$7^{n+2}+1$ is divisible by 8

Question

$n$ is an odd integer.

Use induction to prove $7^{n+2}+1$ is divisible by 8

When I use mathematical induction I get $$7^{k+3}+1$$

then when I use the assumption $$7\times 7^{k+2}+1\\ 7\times (8m-1)+1\\ 56m-6$$

How can I complete the answer? What went wrong?

Answer 1

What is wrong is that this statement is not true.

Consider solving for $k$ such that $8|7^{k+2}+1$.

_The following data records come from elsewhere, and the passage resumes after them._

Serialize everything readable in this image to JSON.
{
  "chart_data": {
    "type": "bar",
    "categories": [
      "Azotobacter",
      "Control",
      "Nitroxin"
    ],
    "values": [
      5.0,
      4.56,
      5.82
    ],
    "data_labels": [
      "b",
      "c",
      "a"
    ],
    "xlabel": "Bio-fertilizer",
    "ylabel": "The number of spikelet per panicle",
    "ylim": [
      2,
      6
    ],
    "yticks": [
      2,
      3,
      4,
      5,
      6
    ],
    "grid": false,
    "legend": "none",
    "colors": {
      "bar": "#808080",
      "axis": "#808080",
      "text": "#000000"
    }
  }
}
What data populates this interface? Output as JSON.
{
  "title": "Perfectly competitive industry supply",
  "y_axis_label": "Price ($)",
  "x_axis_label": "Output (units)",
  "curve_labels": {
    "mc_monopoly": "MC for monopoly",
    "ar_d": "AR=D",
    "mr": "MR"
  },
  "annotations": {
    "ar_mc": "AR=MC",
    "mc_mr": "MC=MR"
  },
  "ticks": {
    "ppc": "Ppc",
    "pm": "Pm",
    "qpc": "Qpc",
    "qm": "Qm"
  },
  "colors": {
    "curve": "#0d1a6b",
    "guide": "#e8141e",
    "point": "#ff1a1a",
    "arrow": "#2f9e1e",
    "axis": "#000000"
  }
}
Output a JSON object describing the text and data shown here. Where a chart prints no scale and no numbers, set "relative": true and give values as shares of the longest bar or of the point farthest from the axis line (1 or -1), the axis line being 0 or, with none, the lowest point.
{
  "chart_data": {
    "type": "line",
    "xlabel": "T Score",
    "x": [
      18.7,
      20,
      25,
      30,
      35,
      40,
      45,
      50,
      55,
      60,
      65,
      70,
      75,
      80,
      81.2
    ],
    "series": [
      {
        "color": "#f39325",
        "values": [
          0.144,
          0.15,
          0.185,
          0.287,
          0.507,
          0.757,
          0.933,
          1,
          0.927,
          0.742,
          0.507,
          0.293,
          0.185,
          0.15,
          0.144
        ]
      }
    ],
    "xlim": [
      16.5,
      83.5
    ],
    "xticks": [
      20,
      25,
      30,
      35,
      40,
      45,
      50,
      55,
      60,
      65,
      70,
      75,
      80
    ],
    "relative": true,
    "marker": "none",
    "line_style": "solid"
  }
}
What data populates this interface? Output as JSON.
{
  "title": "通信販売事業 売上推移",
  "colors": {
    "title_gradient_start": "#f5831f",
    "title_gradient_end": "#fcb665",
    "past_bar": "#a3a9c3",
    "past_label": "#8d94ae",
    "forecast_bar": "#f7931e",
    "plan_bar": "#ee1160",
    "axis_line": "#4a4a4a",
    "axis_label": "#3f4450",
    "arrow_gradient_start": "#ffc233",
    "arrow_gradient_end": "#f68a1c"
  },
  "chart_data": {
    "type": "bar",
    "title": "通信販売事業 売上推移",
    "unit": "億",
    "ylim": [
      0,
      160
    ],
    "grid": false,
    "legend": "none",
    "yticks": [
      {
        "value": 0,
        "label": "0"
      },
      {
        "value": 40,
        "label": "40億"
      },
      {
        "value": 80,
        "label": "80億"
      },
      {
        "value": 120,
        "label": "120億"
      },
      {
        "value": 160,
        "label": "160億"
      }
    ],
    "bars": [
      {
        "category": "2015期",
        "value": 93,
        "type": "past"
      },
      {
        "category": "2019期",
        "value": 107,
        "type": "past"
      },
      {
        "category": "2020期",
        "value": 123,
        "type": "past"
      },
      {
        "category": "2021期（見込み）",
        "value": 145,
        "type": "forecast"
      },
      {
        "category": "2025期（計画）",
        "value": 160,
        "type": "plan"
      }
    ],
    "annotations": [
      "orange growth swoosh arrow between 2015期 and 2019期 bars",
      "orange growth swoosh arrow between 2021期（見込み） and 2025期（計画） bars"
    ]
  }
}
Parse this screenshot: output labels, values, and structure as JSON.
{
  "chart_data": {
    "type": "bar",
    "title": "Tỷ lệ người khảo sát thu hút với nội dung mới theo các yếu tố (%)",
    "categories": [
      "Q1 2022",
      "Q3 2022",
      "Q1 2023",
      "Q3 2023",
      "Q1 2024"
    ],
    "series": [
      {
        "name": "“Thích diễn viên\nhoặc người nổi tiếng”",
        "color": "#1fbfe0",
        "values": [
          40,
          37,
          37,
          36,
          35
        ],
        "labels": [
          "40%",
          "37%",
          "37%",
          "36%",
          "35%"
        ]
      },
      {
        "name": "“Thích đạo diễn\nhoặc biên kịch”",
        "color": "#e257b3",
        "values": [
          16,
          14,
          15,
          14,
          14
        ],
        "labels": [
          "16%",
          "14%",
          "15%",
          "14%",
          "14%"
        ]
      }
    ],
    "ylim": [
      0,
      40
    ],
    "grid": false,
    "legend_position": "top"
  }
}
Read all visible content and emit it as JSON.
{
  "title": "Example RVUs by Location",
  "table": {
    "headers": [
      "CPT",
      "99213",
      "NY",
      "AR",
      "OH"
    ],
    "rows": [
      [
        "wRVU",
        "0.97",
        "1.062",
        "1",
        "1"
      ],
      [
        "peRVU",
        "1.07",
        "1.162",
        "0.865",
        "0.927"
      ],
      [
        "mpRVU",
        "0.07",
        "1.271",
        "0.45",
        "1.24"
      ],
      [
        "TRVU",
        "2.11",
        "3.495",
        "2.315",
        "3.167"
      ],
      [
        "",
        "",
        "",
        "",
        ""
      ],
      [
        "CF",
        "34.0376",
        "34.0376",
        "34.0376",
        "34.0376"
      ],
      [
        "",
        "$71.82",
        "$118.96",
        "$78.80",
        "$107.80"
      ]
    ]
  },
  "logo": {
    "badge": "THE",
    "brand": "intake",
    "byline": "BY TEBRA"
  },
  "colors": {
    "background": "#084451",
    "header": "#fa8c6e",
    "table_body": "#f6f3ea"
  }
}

Then the above statement is equivalent to $$\bmod 8: (-1)^{k+2} \equiv -1$$ which means $k$ must be odd for this to hold, and it does not hold for even $k$.

Answer 2

Since you are establishing the conjecture for "odd integers" (I assume positive), you have two options:

1. Replace $n$ by $2n-1$ and go on with induction as usual.
2. Show that the conjecture is true for $n=1$. In the inductive step, assume that the conjecture is true for some $n=k$ and prove that it is true for $n=k+2$.

Answer 3

There is another way, using binomial : Writing $7= 8-1$ and applying binomial theorem we get, $$7^{2n+1} + 1 = 1 + \sum_{r=0}^{2n+1}\binom{2n+1}{r}8^r (-1)^{2n+1-r} = 1+ (-1)^{2n+1} + \sum_{r > 0} 8^r \binom{2n+1}{r} (-1)^{2n+1-r}.$$ Thus $8$ divides the RHS.